¿Se imaginar alguien, en mitad de la función de El montaplatos de Harold Pinter, el viernes 30 de marzo, en el Teatro de Principal de Vitoria, a un espectador—o pareja— interrumpiendo esa función, protagonizada por Alberto San Juan y Guillermo Toledo, para interpelar a este último —tomando como pretexto cualquier parlamento de los muy abundantes en que su personaje Gus se refiere a la hostelería y a sus servicios—, sobre su actuación como cabecilla —loca— del piquete informativo “cierrabares” que el día anterior, 29M, protagonizaba en Madrid amenazas y agresiones a un profesional de la hostelería que defendía su derecho al trabajo y por las que hubo de ir al juzgado a declarar, siendo puesto en libertad el mismo viernes 30 en que actuaba en Vitoria?
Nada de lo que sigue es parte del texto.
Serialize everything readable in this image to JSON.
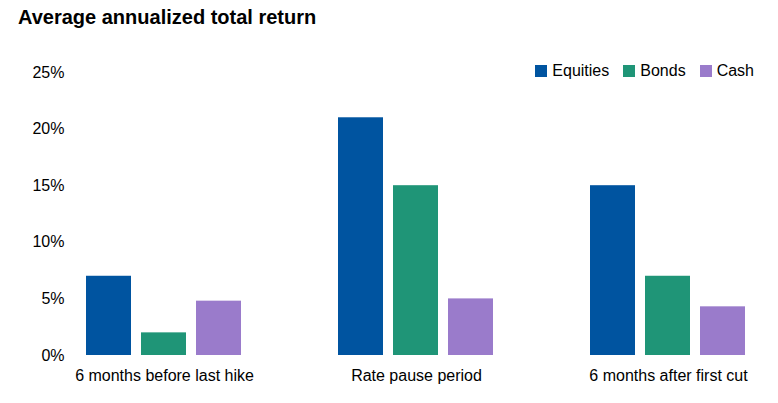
{
  "chart_data": {
    "type": "bar",
    "title": "Average annualized total return",
    "categories": [
      "6 months before last hike",
      "Rate pause period",
      "6 months after first cut"
    ],
    "series": [
      {
        "name": "Equities",
        "color": "#0054A0",
        "values": [
          7,
          21,
          15
        ]
      },
      {
        "name": "Bonds",
        "color": "#1F9577",
        "values": [
          2,
          15,
          7
        ]
      },
      {
        "name": "Cash",
        "color": "#9A7BCB",
        "values": [
          4.8,
          5,
          4.3
        ]
      }
    ],
    "ylim": [
      0,
      25
    ],
    "yticks": [
      {
        "value": 0,
        "label": "0%"
      },
      {
        "value": 5,
        "label": "5%"
      },
      {
        "value": 10,
        "label": "10%"
      },
      {
        "value": 15,
        "label": "15%"
      },
      {
        "value": 20,
        "label": "20%"
      },
      {
        "value": 25,
        "label": "25%"
      }
    ],
    "grid": false,
    "legend": "top-right"
  }
}
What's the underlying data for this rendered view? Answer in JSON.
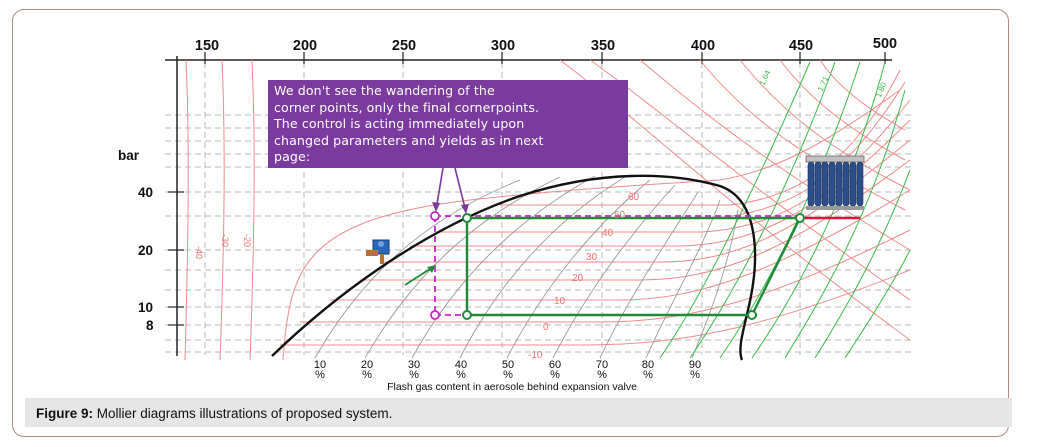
{
  "figure": {
    "caption_label": "Figure 9:",
    "caption_text": " Mollier diagrams illustrations of proposed system."
  },
  "diagram": {
    "top_axis_ticks": [
      "150",
      "200",
      "250",
      "300",
      "350",
      "400",
      "450",
      "500"
    ],
    "pressure_unit": "bar",
    "pressure_ticks": [
      "40",
      "20",
      "10",
      "8"
    ],
    "quality_ticks": [
      {
        "value": "10",
        "unit": "%"
      },
      {
        "value": "20",
        "unit": "%"
      },
      {
        "value": "30",
        "unit": "%"
      },
      {
        "value": "40",
        "unit": "%"
      },
      {
        "value": "50",
        "unit": "%"
      },
      {
        "value": "60",
        "unit": "%"
      },
      {
        "value": "70",
        "unit": "%"
      },
      {
        "value": "80",
        "unit": "%"
      },
      {
        "value": "90",
        "unit": "%"
      }
    ],
    "quality_axis_label": "Flash gas content in aerosole behind expansion valve",
    "isotherm_labels": [
      "60",
      "50",
      "40",
      "30",
      "20",
      "10",
      "0",
      "-10"
    ],
    "left_rotated_labels": [
      "-40",
      "-30",
      "-20"
    ],
    "entropy_labels": [
      "1.64",
      "1.71",
      "1.80"
    ],
    "note_text": "We don't see the wandering of the\ncorner points, only the final cornerpoints.\nThe control is acting immediately upon\nchanged parameters and yields as in next\npage:",
    "colors": {
      "isotherm": "#f08a8a",
      "quality_line": "#8c8c8c",
      "entropy_line": "#3cba4a",
      "dome": "#111111",
      "cycle": "#1f8a3a",
      "dashed_cycle": "#cc22cc",
      "note_bg": "#7b3a9e"
    }
  }
}
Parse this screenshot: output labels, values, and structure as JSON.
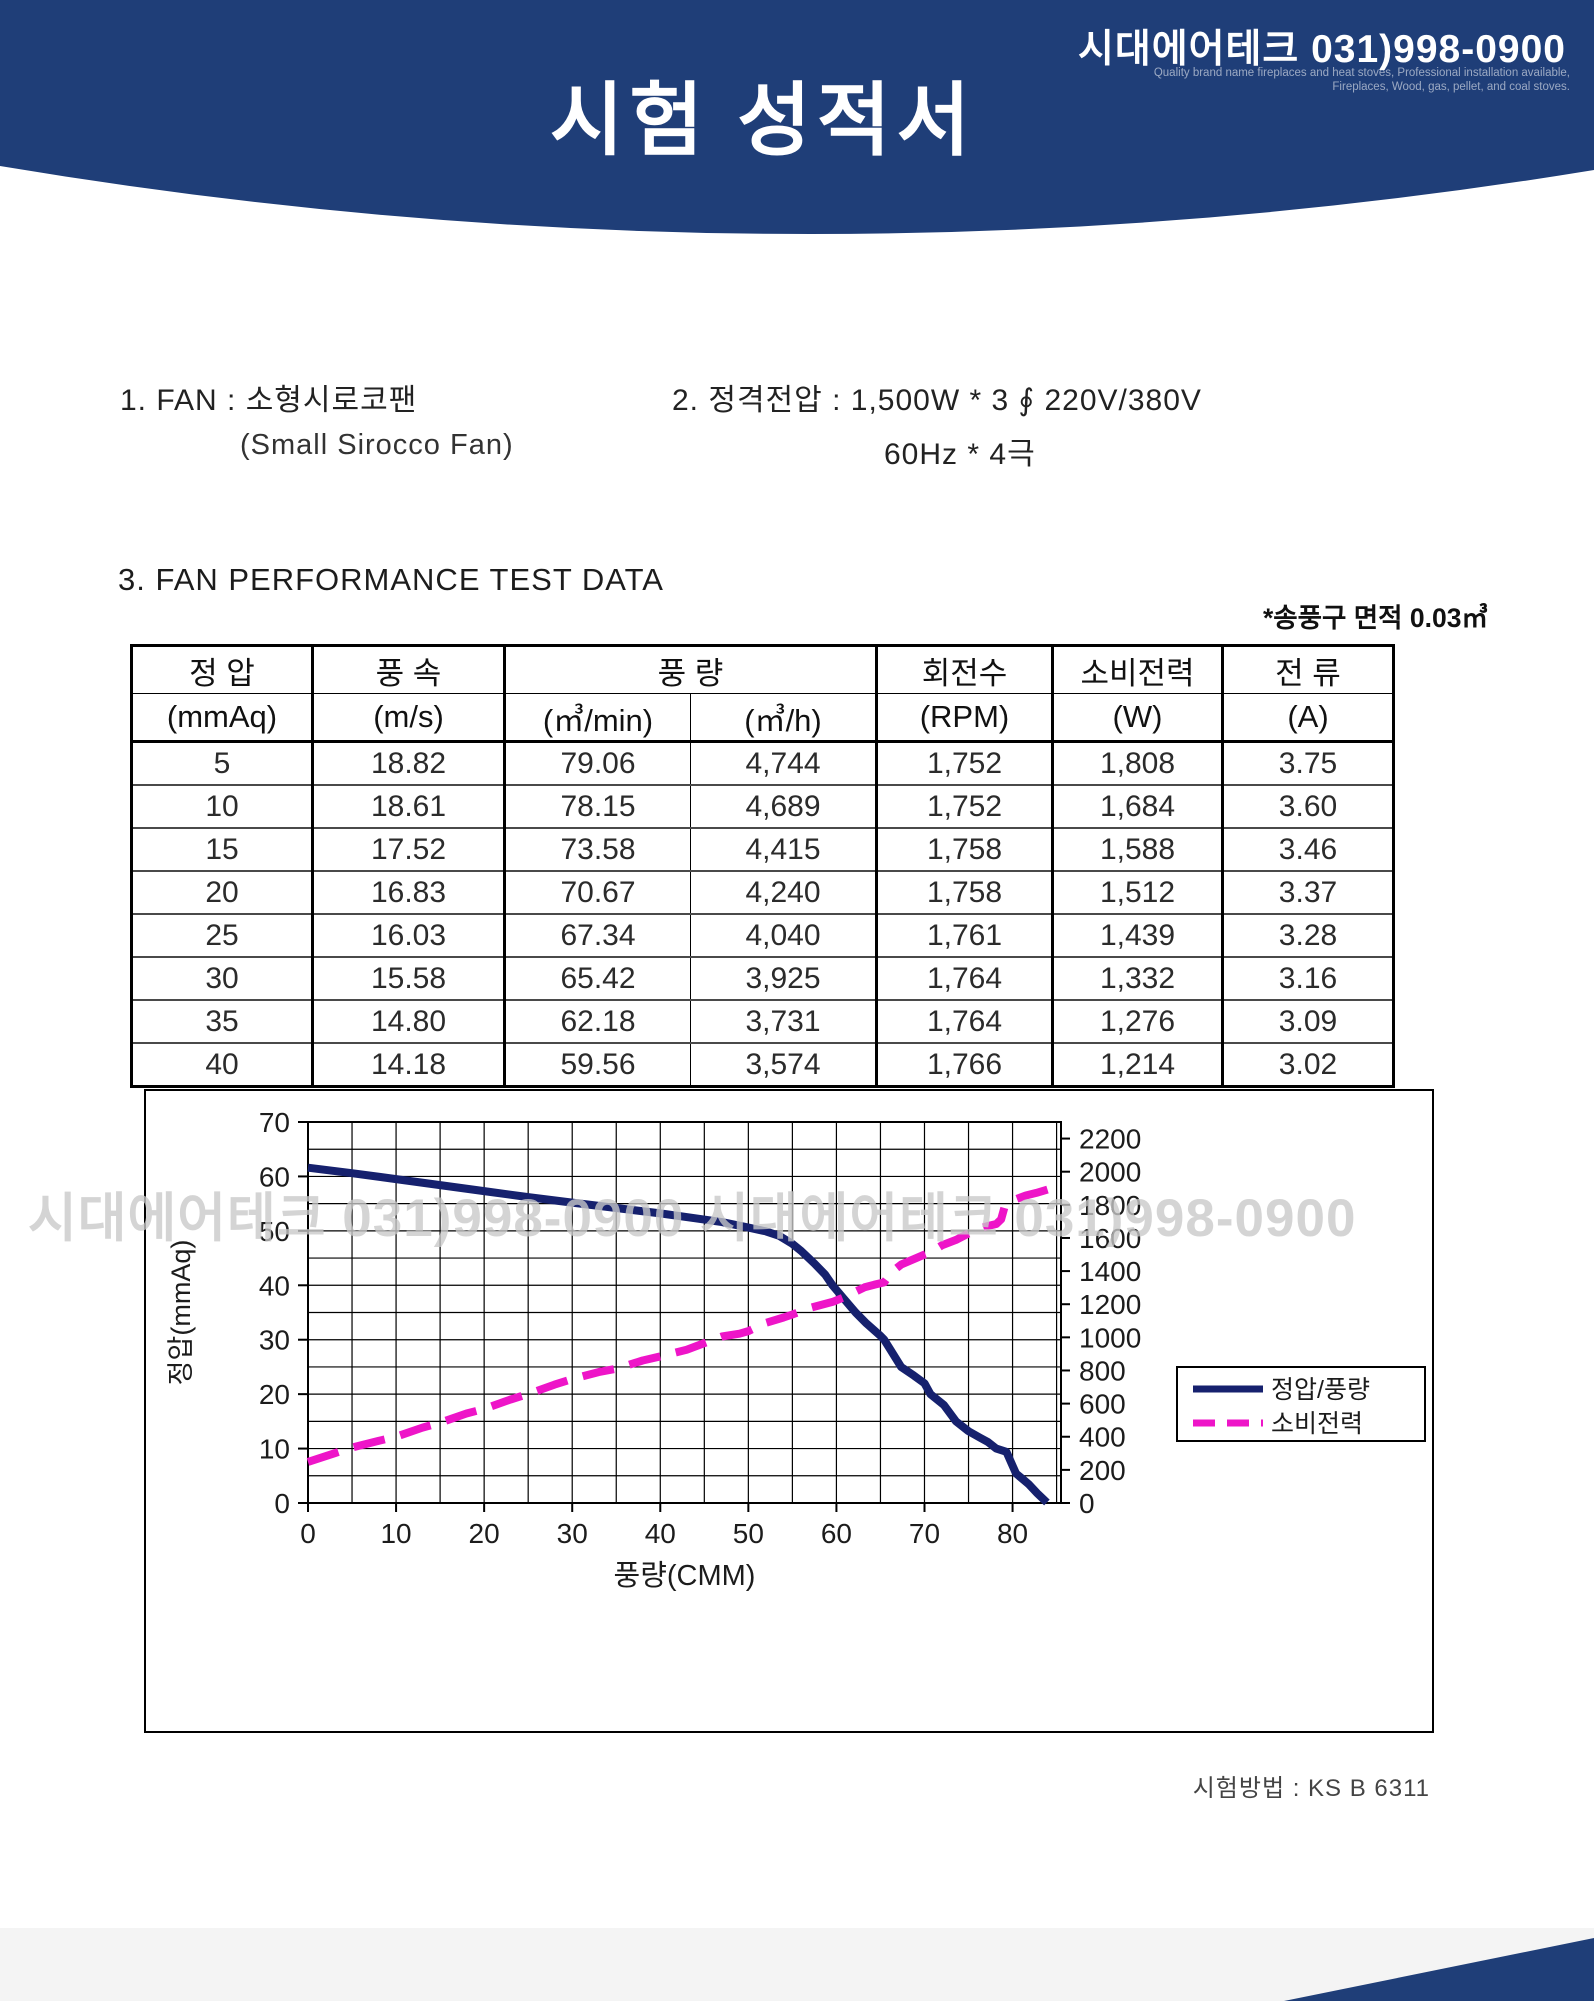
{
  "header": {
    "company": "시대에어테크 031)998-0900",
    "tagline1": "Quality brand name fireplaces and heat stoves, Professional installation available,",
    "tagline2": "Fireplaces, Wood, gas, pellet, and coal stoves.",
    "title": "시험 성적서",
    "bg_color": "#1f3e78"
  },
  "info": {
    "item1": "1. FAN  :  소형시로코팬",
    "item1_sub": "(Small  Sirocco  Fan)",
    "item2": "2. 정격전압  :  1,500W  *  3 ∮ 220V/380V",
    "item2_sub": "60Hz   *   4극"
  },
  "section3": {
    "title": "3. FAN  PERFORMANCE  TEST  DATA",
    "note": "*송풍구  면적  0.03㎥"
  },
  "table": {
    "groups": [
      "정   압",
      "풍   속",
      "풍   량",
      "회전수",
      "소비전력",
      "전   류"
    ],
    "units": [
      "(mmAq)",
      "(m/s)",
      "(㎥/min)",
      "(㎥/h)",
      "(RPM)",
      "(W)",
      "(A)"
    ],
    "rows": [
      [
        "5",
        "18.82",
        "79.06",
        "4,744",
        "1,752",
        "1,808",
        "3.75"
      ],
      [
        "10",
        "18.61",
        "78.15",
        "4,689",
        "1,752",
        "1,684",
        "3.60"
      ],
      [
        "15",
        "17.52",
        "73.58",
        "4,415",
        "1,758",
        "1,588",
        "3.46"
      ],
      [
        "20",
        "16.83",
        "70.67",
        "4,240",
        "1,758",
        "1,512",
        "3.37"
      ],
      [
        "25",
        "16.03",
        "67.34",
        "4,040",
        "1,761",
        "1,439",
        "3.28"
      ],
      [
        "30",
        "15.58",
        "65.42",
        "3,925",
        "1,764",
        "1,332",
        "3.16"
      ],
      [
        "35",
        "14.80",
        "62.18",
        "3,731",
        "1,764",
        "1,276",
        "3.09"
      ],
      [
        "40",
        "14.18",
        "59.56",
        "3,574",
        "1,766",
        "1,214",
        "3.02"
      ]
    ]
  },
  "chart_data": {
    "type": "line",
    "x_label": "풍량(CMM)",
    "y_left_label": "정압(mmAq)",
    "x_ticks": [
      0,
      10,
      20,
      30,
      40,
      50,
      60,
      70,
      80
    ],
    "x_range": [
      0,
      85.5
    ],
    "grid_step_x": 5,
    "y_left_ticks": [
      0,
      10,
      20,
      30,
      40,
      50,
      60,
      70
    ],
    "y_left_range": [
      0,
      70
    ],
    "grid_step_y": 5,
    "y_right_ticks": [
      0,
      200,
      400,
      600,
      800,
      1000,
      1200,
      1400,
      1600,
      1800,
      2000,
      2200
    ],
    "y_right_range": [
      0,
      2300
    ],
    "grid_on": true,
    "legend_position": "right-middle",
    "series": [
      {
        "name": "정압/풍량",
        "axis": "left",
        "style": "solid",
        "color": "#16216e",
        "points": [
          [
            0,
            61.6
          ],
          [
            5,
            60.6
          ],
          [
            10,
            59.5
          ],
          [
            15,
            58.4
          ],
          [
            20,
            57.3
          ],
          [
            25,
            56.2
          ],
          [
            30,
            55.2
          ],
          [
            35,
            54.2
          ],
          [
            40,
            53.2
          ],
          [
            44,
            52.3
          ],
          [
            47,
            51.6
          ],
          [
            50,
            50.6
          ],
          [
            52,
            49.9
          ],
          [
            53.5,
            49.1
          ],
          [
            55,
            47.6
          ],
          [
            56,
            46.3
          ],
          [
            57.5,
            44
          ],
          [
            58.7,
            42
          ],
          [
            59.56,
            40
          ],
          [
            60.8,
            37.6
          ],
          [
            62.18,
            35
          ],
          [
            63.4,
            33
          ],
          [
            65,
            30.7
          ],
          [
            65.42,
            30
          ],
          [
            66.2,
            28
          ],
          [
            67.34,
            25
          ],
          [
            68.8,
            23.4
          ],
          [
            70,
            22
          ],
          [
            70.67,
            20
          ],
          [
            72.2,
            18
          ],
          [
            73.58,
            15
          ],
          [
            75,
            13.2
          ],
          [
            76.3,
            12
          ],
          [
            77.2,
            11.2
          ],
          [
            78.15,
            10
          ],
          [
            79.3,
            9.4
          ],
          [
            79.9,
            7.2
          ],
          [
            80.4,
            5.4
          ],
          [
            81,
            4.6
          ],
          [
            81.8,
            3.5
          ],
          [
            82.8,
            1.8
          ],
          [
            83.9,
            0.1
          ]
        ]
      },
      {
        "name": "소비전력",
        "axis": "right",
        "style": "dashed",
        "color": "#ee15c8",
        "points": [
          [
            0,
            248
          ],
          [
            3,
            300
          ],
          [
            5,
            335
          ],
          [
            8,
            375
          ],
          [
            10,
            400
          ],
          [
            13,
            455
          ],
          [
            15,
            485
          ],
          [
            18,
            540
          ],
          [
            20,
            568
          ],
          [
            23,
            625
          ],
          [
            25,
            658
          ],
          [
            28,
            715
          ],
          [
            30,
            748
          ],
          [
            33,
            790
          ],
          [
            35,
            810
          ],
          [
            38,
            860
          ],
          [
            40,
            885
          ],
          [
            43,
            925
          ],
          [
            45,
            965
          ],
          [
            47,
            1005
          ],
          [
            49,
            1022
          ],
          [
            50,
            1038
          ],
          [
            52,
            1088
          ],
          [
            54,
            1120
          ],
          [
            55,
            1138
          ],
          [
            57,
            1178
          ],
          [
            59.56,
            1214
          ],
          [
            61,
            1245
          ],
          [
            62.18,
            1276
          ],
          [
            63.2,
            1302
          ],
          [
            64.3,
            1318
          ],
          [
            65.42,
            1332
          ],
          [
            66.3,
            1395
          ],
          [
            67.34,
            1439
          ],
          [
            68.6,
            1468
          ],
          [
            69.8,
            1495
          ],
          [
            70.67,
            1512
          ],
          [
            72,
            1556
          ],
          [
            73.58,
            1588
          ],
          [
            74.8,
            1622
          ],
          [
            76,
            1652
          ],
          [
            77.2,
            1672
          ],
          [
            78.15,
            1684
          ],
          [
            78.7,
            1712
          ],
          [
            79.1,
            1788
          ],
          [
            79.6,
            1812
          ],
          [
            80.3,
            1832
          ],
          [
            81.5,
            1856
          ],
          [
            82.7,
            1872
          ],
          [
            84.2,
            1896
          ]
        ]
      }
    ]
  },
  "watermark": "시대에어테크 031)998-0900 시대에어테크 031)998-0900",
  "footer": {
    "method": "시험방법 : KS B 6311"
  }
}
Yo, la verdad, no me imagino a nadie montándole un espectáculo en su espectáculo. Y no sólo porque el público teatral vitoriano, domesticado, sea mansueto y pastueño y aplauda cualquier cosa, sino porque el civismo, que tanto nos ha debilitado frente a los energúmenos montacristos , ha hecho ya inconcebible para nosotros un happening de ese estilo: reventarle con una carga de profundidad el “montacargas” a tal Animalario.
Porque el público, más gregario que asambleario, está a merced de la auctoritas moral del actor, que puede integrarlo en su espectáculo, ponerlo en evidencia o ridiculizarlo a su antojo haciendo la función a su costa, pero su hora y media de trabajo en escena —poco habrá podido ensayar él en un piquete, en el calabozo o declarando ante la ley — es sagrada, se paga de antemano y no de forma voluntaria según el mérito subjetivo reconocido a la función o el poder adquisitivo del espectador, y siempre se le aplaude.
Un espectactor que diera la réplica ad hominem — ad homunculum, en este caso—, como don Quijote desbaratándole el retablo de la vieja farsa a maese Pedro, al actor que manda parar —como director de una intervención de agit-pop o guerrilla urbana —, a hostias, el montaplatos de un local de hostelería rehabilitado por un inmigrante —cagüen SOS(Racismo)—, perejil de todas las salsas picantes —y repiqueteantes— y que se sube, después, al escenario de esta ciudad con cara de no haber roto un plato, debiera haberle puesto una gotita de silicona verbal —no importa que haya pasado la Huelga General: la lucha continúa— a El montaplatos —en cuyo sótano va recibiendo su personaje las comandas del antiguo restaurante— para hacerle ver —performance o un match de improvisación—, acto de justicia poética, en su propio terrario, el terror del mobbing —y más por parte del niño mimado de la extrema izquierda totalitaria—.
Difícil actuación, no obstante, puesto que el espontáneo espectautor, sin tablas, se encontraría frente al piquete del espectáculo, cejijunto, con muchas tablas —y leña— dialécticas —y esquizofrenia del actor disuelto en el personaje y/o del personaje, un sicario que aguarda en el sótano del restaurante para salir a matar, y que tal vez haya transferido al actor su pulsión violenta contra el sector de hostelería—, con el auctor intelectual —Alberto San Juan—, o cerebro gris de más de una y de dos actuaciones del descerebrado W. Toledo, y todo el Bestiario que lo acompaña, más la inestimable colaboración de la gran masa pagana retro-progres que —que, tras haber soportado durante largos años intervenciones extemporáneas de actores infiltrados en el público con el fin de descascarillas la cuarta pared, habría titubeado frente a tal posibilidad: otro tópico de las puestas en escena pijo-progres—jalearía al presunto delincuente Toledo desde el montaplateas del patio a los infrateatros de los balcones, despidiendo después , y tras abuchear al héroe interlocutor, con un redoblado aplauso a su villano.
Y es que una sociedad decadente que pone en primer plano y rinde culto a la opinión del servicio, cuya identidad se diluye en su función social, ya sean cómicos —gentes del espectáculo—, cocinillas —la nueva cocina—, chóferes y recogepelotas—pilotos y deportistas—, o buscones y busconas de toda calaña en la prensa delos correveidiles, quizá vea en el plus de compromiso de un actor cuya popularidad le viene de enajenar su identidad en un personaje cuya fama le permite exhibir luego, en un círculo vicioso, su alienación revolucionaria, en lugar del Pinter Pán(ico), del Guillermo el Travieso, de adolescente inmaduro de humorístico hipocorístico, Willy el Niño, que está pa Toledo.
P.D. A estas alturas ignoro si el actor compareció en el Teatro el día citado o no, debido a su ¿falta de profesionalidad? Yo desistí de asistir y no lo sé, “ni me cuidé de saberlo”.